Das Semesterticket ­ ein attraktives Angebot für wen?

Nachdem sich im November 2001 die TU-Studenten mehrheitlich für die Einführung des ­ von der Studenteninitiative Semtix mit den Berliner Verkehrsunternehmen ausgehandelten ­ Semestertickets ausgesprochen hatten, entschied sich Anfang diesen Jahres mit der FU auch die zweite große Universität Berlins für das allseits gepriesene Ticket. Senator Peter Strieder jubilierte: „Beispiel macht Schule. Ich freue mich". Und palaverte fröhlich darüber, daß all die jungen Menschen (an der FU 40000) jetzt von den wunderbaren Angeboten der Verkehrsbetriebe überzeugt werden könnten.

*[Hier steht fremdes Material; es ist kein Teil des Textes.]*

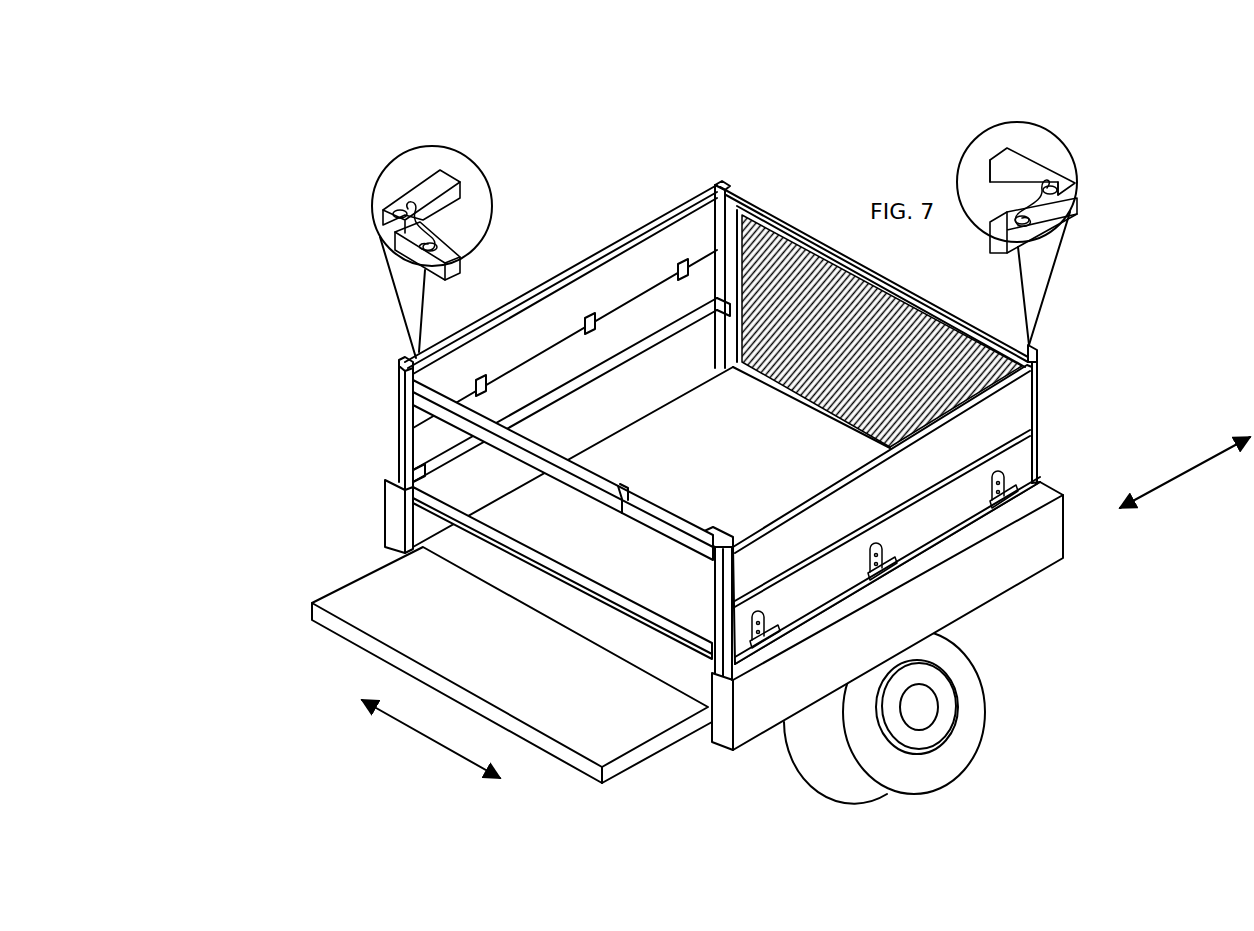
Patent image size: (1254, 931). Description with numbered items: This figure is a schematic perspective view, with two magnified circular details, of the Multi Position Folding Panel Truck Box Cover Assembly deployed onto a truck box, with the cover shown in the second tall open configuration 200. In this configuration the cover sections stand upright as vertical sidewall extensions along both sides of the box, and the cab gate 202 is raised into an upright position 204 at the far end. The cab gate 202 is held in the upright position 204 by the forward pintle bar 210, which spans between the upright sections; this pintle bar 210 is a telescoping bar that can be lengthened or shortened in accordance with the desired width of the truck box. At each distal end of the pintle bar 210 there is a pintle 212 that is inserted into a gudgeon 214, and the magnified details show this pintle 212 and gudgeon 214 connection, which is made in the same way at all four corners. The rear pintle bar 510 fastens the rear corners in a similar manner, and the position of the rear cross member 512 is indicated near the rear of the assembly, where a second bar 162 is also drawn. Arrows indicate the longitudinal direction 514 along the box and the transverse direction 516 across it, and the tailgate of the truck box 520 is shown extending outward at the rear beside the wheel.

The second tall open configuration 200 is at (666, 140).
The cab gate 202 is at (790, 272).
The upright position 204 is at (830, 128).
The forward pintle bar 210 is at (752, 205).
The pintle 212 is at (410, 205).
The gudgeon 214 is at (395, 210).
The rear pintle bar 510 is at (400, 410).
The lower rack rail 162 is at (428, 462).
The rear cross member 512 is at (477, 520).
The longitudinal direction 514 is at (1233, 455).
The transverse direction 516 is at (437, 743).
The tailgate of the truck box 520 is at (603, 713).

Das Semesterticket-Angebot ist auf den ersten Blick gar kein schlechtes: Der Sechs-Monate-Fahrschein gilt für die Zonen ABC, bei freier Mitnahme eines Fahrrads, und kostet 109 Euro (plus drei Euro für den Sozialfonds) ­ das bedeutet, die Studenten müssen nur mehr rund 18,50 Euro monatlich statt wie bisher 37 Euro für ein ermäßigtes Ticket zahlen.

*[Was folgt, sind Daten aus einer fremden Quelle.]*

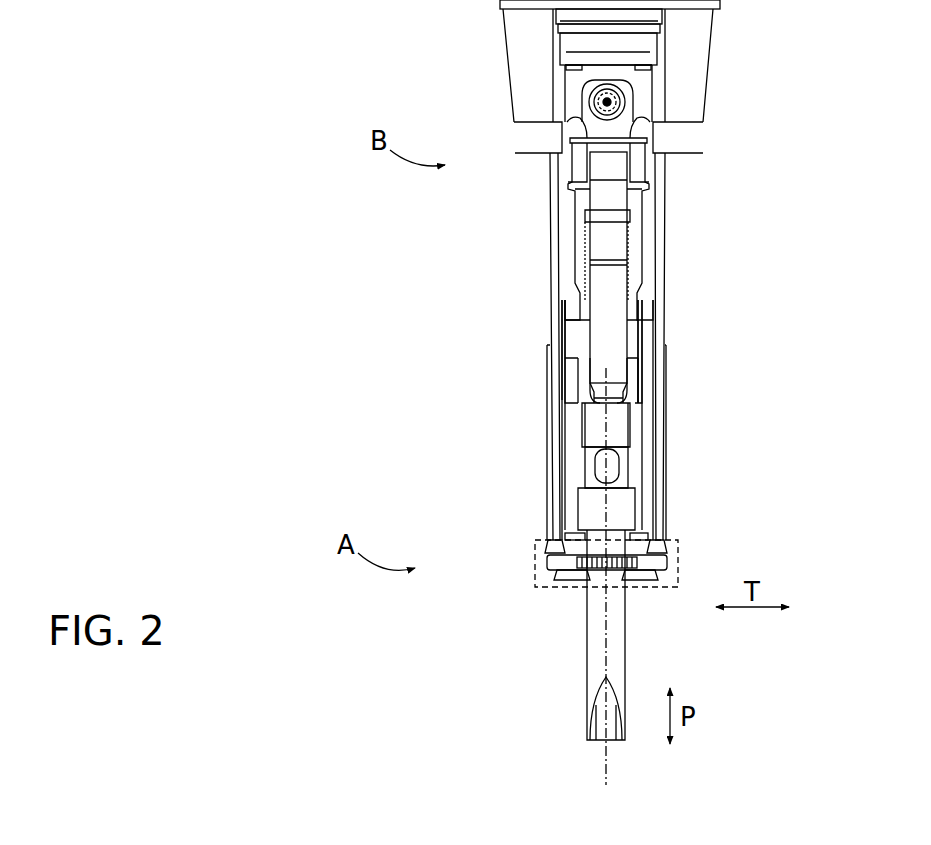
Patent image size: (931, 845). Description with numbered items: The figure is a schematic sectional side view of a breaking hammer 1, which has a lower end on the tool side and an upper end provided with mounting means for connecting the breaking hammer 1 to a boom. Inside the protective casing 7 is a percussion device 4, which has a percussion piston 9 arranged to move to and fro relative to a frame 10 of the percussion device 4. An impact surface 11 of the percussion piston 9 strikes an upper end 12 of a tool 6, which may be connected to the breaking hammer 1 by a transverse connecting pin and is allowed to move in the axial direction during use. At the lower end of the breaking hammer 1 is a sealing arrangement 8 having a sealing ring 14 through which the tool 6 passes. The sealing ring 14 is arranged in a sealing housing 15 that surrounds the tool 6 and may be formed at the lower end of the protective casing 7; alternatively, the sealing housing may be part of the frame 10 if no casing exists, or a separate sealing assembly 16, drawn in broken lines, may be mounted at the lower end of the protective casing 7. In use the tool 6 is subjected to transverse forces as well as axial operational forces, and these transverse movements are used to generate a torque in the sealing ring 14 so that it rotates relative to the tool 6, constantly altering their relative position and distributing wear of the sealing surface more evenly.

The breaking hammer 1 is at (378, 265).
The percussion device 4 is at (570, 250).
The tool 6 is at (600, 652).
The protective casing 7 is at (660, 462).
The sealing arrangement 8 is at (707, 566).
The percussion piston 9 is at (598, 338).
The frame 10 is at (643, 373).
The impact surface 11 is at (620, 420).
The upper end 12 is at (598, 395).
The sealing ring 14 is at (600, 578).
The sealing housing 15 is at (558, 543).
The sealing assembly 16 is at (535, 572).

Die Mängel des Angebots offenbaren sich gleichwohl auf den zweiten Blick. So besteht ­ mit nur wenigen Ausnahmen ­ eine Zahlungspflicht für alle Studierenden, was für diejenigen, die ein solches Ticket nicht benötigen (Fußgänger, Radfahrer), praktisch einer zusätzlichen Studiengebühr gleichkommt. Denn gerade das Radfahren ist ja nicht nur eine ökologische, sondern auch eine unschlagbar billige Beförderungsvariante, mit dem selbst das günstigste Fahrscheinangebot nicht mithalten kann. Zwar kann in sogenannten Härtefällen ein Zuschuß aus erwähntem Sozialfonds beantragt werden, aber die Höhe dieser Zuzahlungen ist unklar ­ sie ist von der Gesamtzahl der bewilligten Anträge abhängig, will heißen: Je mehr Studenten einen Zuschuß erhalten, desto geringer wird der Betrag für den Einzelnen.

Und das größte Manko: Die Verkehrsbetriebe behielten sich in dem Vertrag eine Preiserhöhung nach einem Semester vor. Mit der Zustimmung zum Semesterticket wird BVG, S-Bahn und VBB also ein Blankoscheck ausgestellt, auf daß sie willkürlich am Preis für den Fahrschein herumschrauben können: ein wirklich attraktives Angebot für die Verkehrsbetriebe.

Senator Strieder hofft nun, daß auch die Studenten der Humboldt-Uni der Einführung des Semestertickets zustimmen, wohl um BVG, S-Bahn usw. in den Genuß zwar keiner neuen Fahrgäste, dafür aber vieler großmütiger Spender zu bringen.